Google’s annual showcase of new features and services for marketers this year included more ways to engage consumers with visual and immersive content on their mobile devices. The changes mark another step in the search giant’s evolution from text-based search results — and in its efforts to connect brands with consumers when they’re most ready to make a purchase.
“The organic experience is becoming more visual,” Tina Weyand, Google’s senior director of product management for retail ads, said at the company’s Marketing Live event on May 24. “So, we’re making sure that our ads are also becoming more visual and meeting those consumer needs.”
The additional visual content includes videos in search results for mobile shopping, such as from its YouTube video-sharing platform or “other sources coming on to the feed,” Weyand said.
Google’s expansion of visual search results for mobile shopping comes as smartphones, a major gateway to the internet for millions of consumers, become a bigger driver of e-commerce. Mobile commerce will nearly double its share of total U.S. retail sales from 5.5% in 2020 to more than 10% by 2025, researcher eMarketer estimated.

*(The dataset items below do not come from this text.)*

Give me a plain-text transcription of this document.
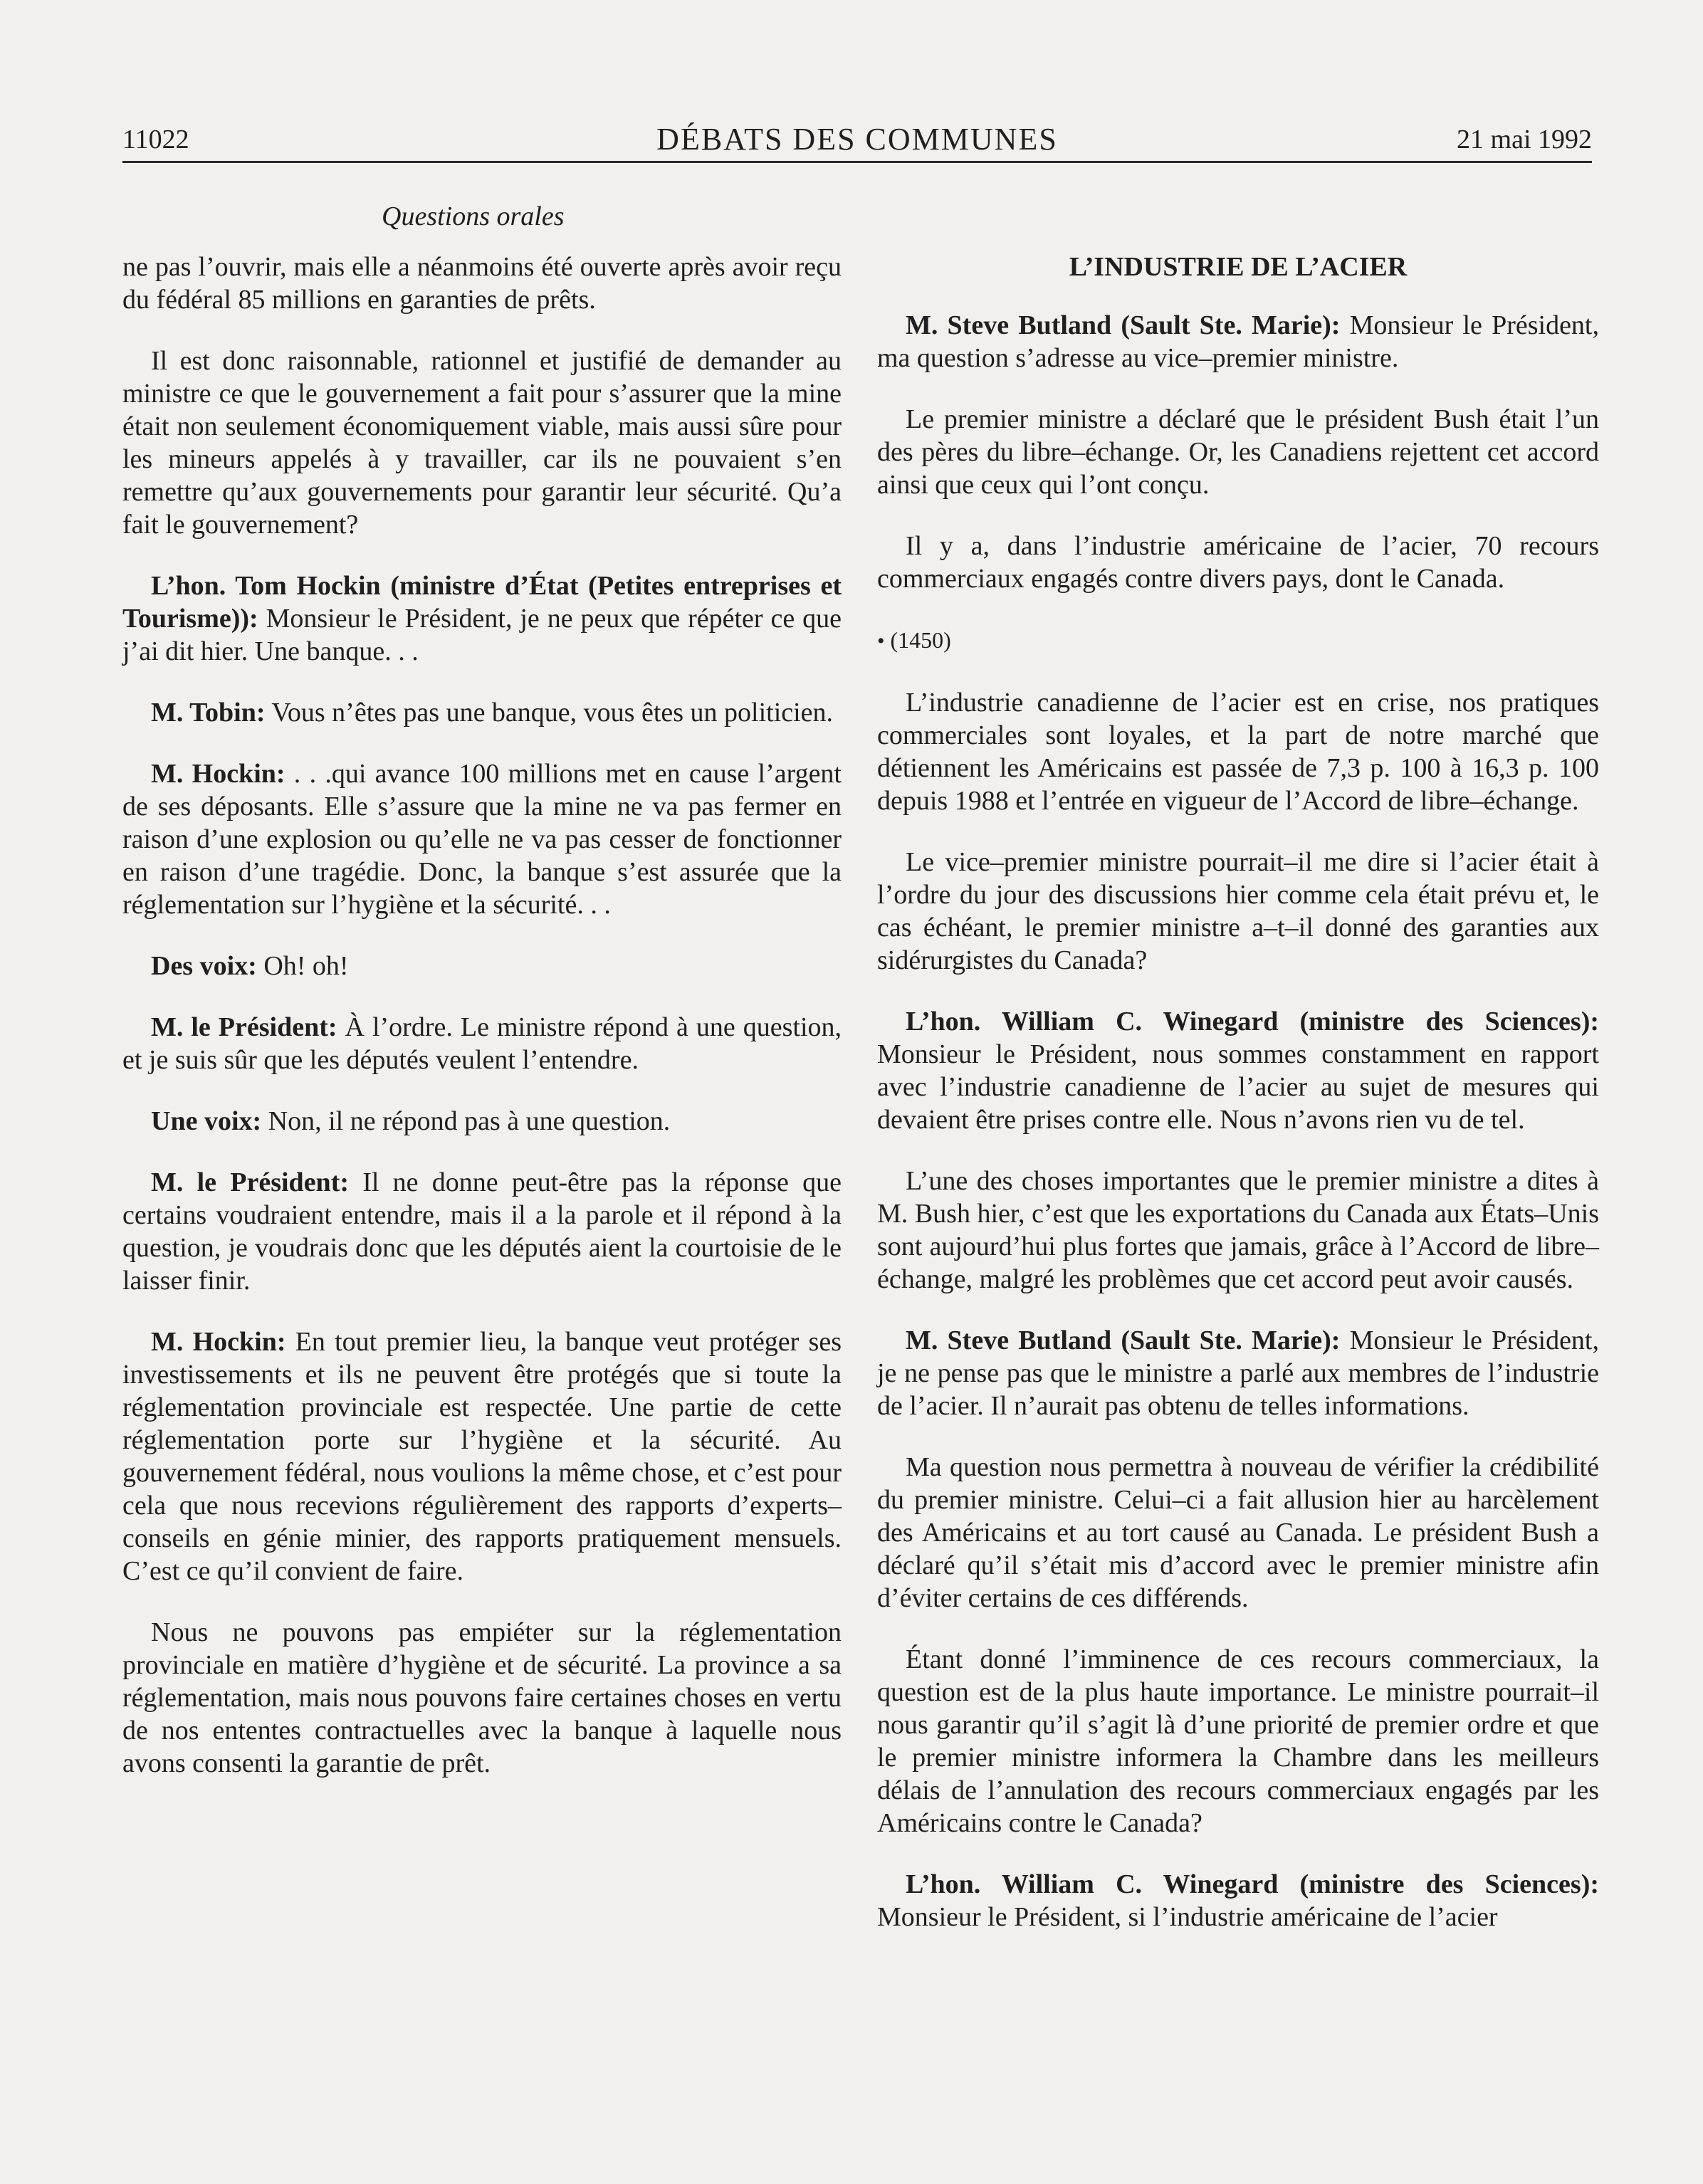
11022	DÉBATS DES COMMUNES	21 mai 1992
Questions orales

ne pas l’ouvrir, mais elle a néanmoins été ouverte après avoir reçu du fédéral 85 millions en garanties de prêts.

Il est donc raisonnable, rationnel et justifié de demander au ministre ce que le gouvernement a fait pour s’assurer que la mine était non seulement économiquement viable, mais aussi sûre pour les mineurs appelés à y travailler, car ils ne pouvaient s’en remettre qu’aux gouvernements pour garantir leur sécurité. Qu’a fait le gouvernement?

L’hon. Tom Hockin (ministre d’État (Petites entreprises et Tourisme)): Monsieur le Président, je ne peux que répéter ce que j’ai dit hier. Une banque. . .

M. Tobin: Vous n’êtes pas une banque, vous êtes un politicien.

M. Hockin: . . .qui avance 100 millions met en cause l’argent de ses déposants. Elle s’assure que la mine ne va pas fermer en raison d’une explosion ou qu’elle ne va pas cesser de fonctionner en raison d’une tragédie. Donc, la banque s’est assurée que la réglementation sur l’hygiène et la sécurité. . .

Des voix: Oh! oh!

M. le Président: À l’ordre. Le ministre répond à une question, et je suis sûr que les députés veulent l’entendre.

Une voix: Non, il ne répond pas à une question.

M. le Président: Il ne donne peut-être pas la réponse que certains voudraient entendre, mais il a la parole et il répond à la question, je voudrais donc que les députés aient la courtoisie de le laisser finir.

M. Hockin: En tout premier lieu, la banque veut protéger ses investissements et ils ne peuvent être protégés que si toute la réglementation provinciale est respectée. Une partie de cette réglementation porte sur l’hygiène et la sécurité. Au gouvernement fédéral, nous voulions la même chose, et c’est pour cela que nous recevions régulièrement des rapports d’experts–conseils en génie minier, des rapports pratiquement mensuels. C’est ce qu’il convient de faire.

Nous ne pouvons pas empiéter sur la réglementation provinciale en matière d’hygiène et de sécurité. La province a sa réglementation, mais nous pouvons faire certaines choses en vertu de nos ententes contractuelles avec la banque à laquelle nous avons consenti la garantie de prêt.

L’INDUSTRIE DE L’ACIER

M. Steve Butland (Sault Ste. Marie): Monsieur le Président, ma question s’adresse au vice–premier ministre.

Le premier ministre a déclaré que le président Bush était l’un des pères du libre–échange. Or, les Canadiens rejettent cet accord ainsi que ceux qui l’ont conçu.

Il y a, dans l’industrie américaine de l’acier, 70 recours commerciaux engagés contre divers pays, dont le Canada.

• (1450)

L’industrie canadienne de l’acier est en crise, nos pratiques commerciales sont loyales, et la part de notre marché que détiennent les Américains est passée de 7,3 p. 100 à 16,3 p. 100 depuis 1988 et l’entrée en vigueur de l’Accord de libre–échange.

Le vice–premier ministre pourrait–il me dire si l’acier était à l’ordre du jour des discussions hier comme cela était prévu et, le cas échéant, le premier ministre a–t–il donné des garanties aux sidérurgistes du Canada?

L’hon. William C. Winegard (ministre des Sciences): Monsieur le Président, nous sommes constamment en rapport avec l’industrie canadienne de l’acier au sujet de mesures qui devaient être prises contre elle. Nous n’avons rien vu de tel.

L’une des choses importantes que le premier ministre a dites à M. Bush hier, c’est que les exportations du Canada aux États–Unis sont aujourd’hui plus fortes que jamais, grâce à l’Accord de libre–échange, malgré les problèmes que cet accord peut avoir causés.

M. Steve Butland (Sault Ste. Marie): Monsieur le Président, je ne pense pas que le ministre a parlé aux membres de l’industrie de l’acier. Il n’aurait pas obtenu de telles informations.

Ma question nous permettra à nouveau de vérifier la crédibilité du premier ministre. Celui–ci a fait allusion hier au harcèlement des Américains et au tort causé au Canada. Le président Bush a déclaré qu’il s’était mis d’accord avec le premier ministre afin d’éviter certains de ces différends.

Étant donné l’imminence de ces recours commerciaux, la question est de la plus haute importance. Le ministre pourrait–il nous garantir qu’il s’agit là d’une priorité de premier ordre et que le premier ministre informera la Chambre dans les meilleurs délais de l’annulation des recours commerciaux engagés par les Américains contre le Canada?

L’hon. William C. Winegard (ministre des Sciences): Monsieur le Président, si l’industrie américaine de l’acier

The company introduced mobile-first layouts for its responsive display ad format, which generates customized ads from a brand’s visual assets such as images, headlines, logos, videos and descriptions. The mobile-first formats will include full-screen portrait mode ads, in addition to scrollable and video ads tied to product feeds by the end of the year, according to Google.
“I was intrigued by how much this felt inspired by TikTok rather than Amazon, who we typically think of as Google’s main competitor in the online shopping space,” said Jyll Saskin Gales, a former Google employee who consults with businesses that advertise on the company’s platforms. “The proliferation of vertical creative formats, talking about impulse purchasing, being immersed… that’s TikTok.”
Integration with Performance Max
Google provided updates on its Performance Max campaigns, an artificial intelligence (AI) solution the company introduced last year to enable marketers to advertise across its properties in the same campaign. Its retail media service and Smart Shopping campaigns, which automatically pull product data from a feed and uses it to create customized shopping ads, are being added to Performance Max campaigns.
“What Google is trying to do here is eliminate the whole idea of a separate mobile, desktop, display, native, video, et cetera, strategy,” Curt Larson, chief product officer at ad exchange Sharethrough, said in emailed comments. “Their central proposition is: give us all your assets, tell us what success looks like for your campaign and our engine will figure out the right creative for the right user on the right device at the right price.”
As part of Google’s efforts to help advertisers automate their campaigns with Performance Max, the company is adding a variety of tools for marketers to optimize their digital advertising efforts. In addition to features such as A/B testing for Performance Max, Google expanded campaign management support in its Search Ads 360 and the Google Ads mobile app. The tools will give marketers the ability to make adjustments to campaigns – in addition to its automated solutions.
Google this fall is expanding Performance Max to advertising for hotels, an industry that has embraced mobile apps to engage travelers. The expansion will let hotels promote properties across all of Google’s channels and include property-specific search queries.
“Google’s Marketing Live event, in particular the automation track, builds on and makes specific some of the trends we’ve been talking about for a while,” Larson said. “AI allows for marketers to move up the value chain, away from dealing with creative asset requirements and allocations of budgets to hundreds of line items and towards making sure the machine understands what success looks like and letting the AI engine handle optimization.”
Expanded augmented reality
Augmented reality (AR) technology has been an outgrowth of smartphones in the absence of a commercially viable headset whose lenses overlay digital images on the wearer’s surroundings. Google’s failed Google Glass device hasn’t deterred the company from recognizing the significance of AR technology in applications such as shopping.
Marketers that have created 3D visualizations of products can incorporate them in AR ads that appear in search results. The idea is to give consumers a more complete picture of a product to help them make an informed buying decision without having to visit a store.
“We believe AR will become the next permanent staple in how shoppers interact with brands and products digitally,” Bill Ready, president of commerce at Google, said at the event.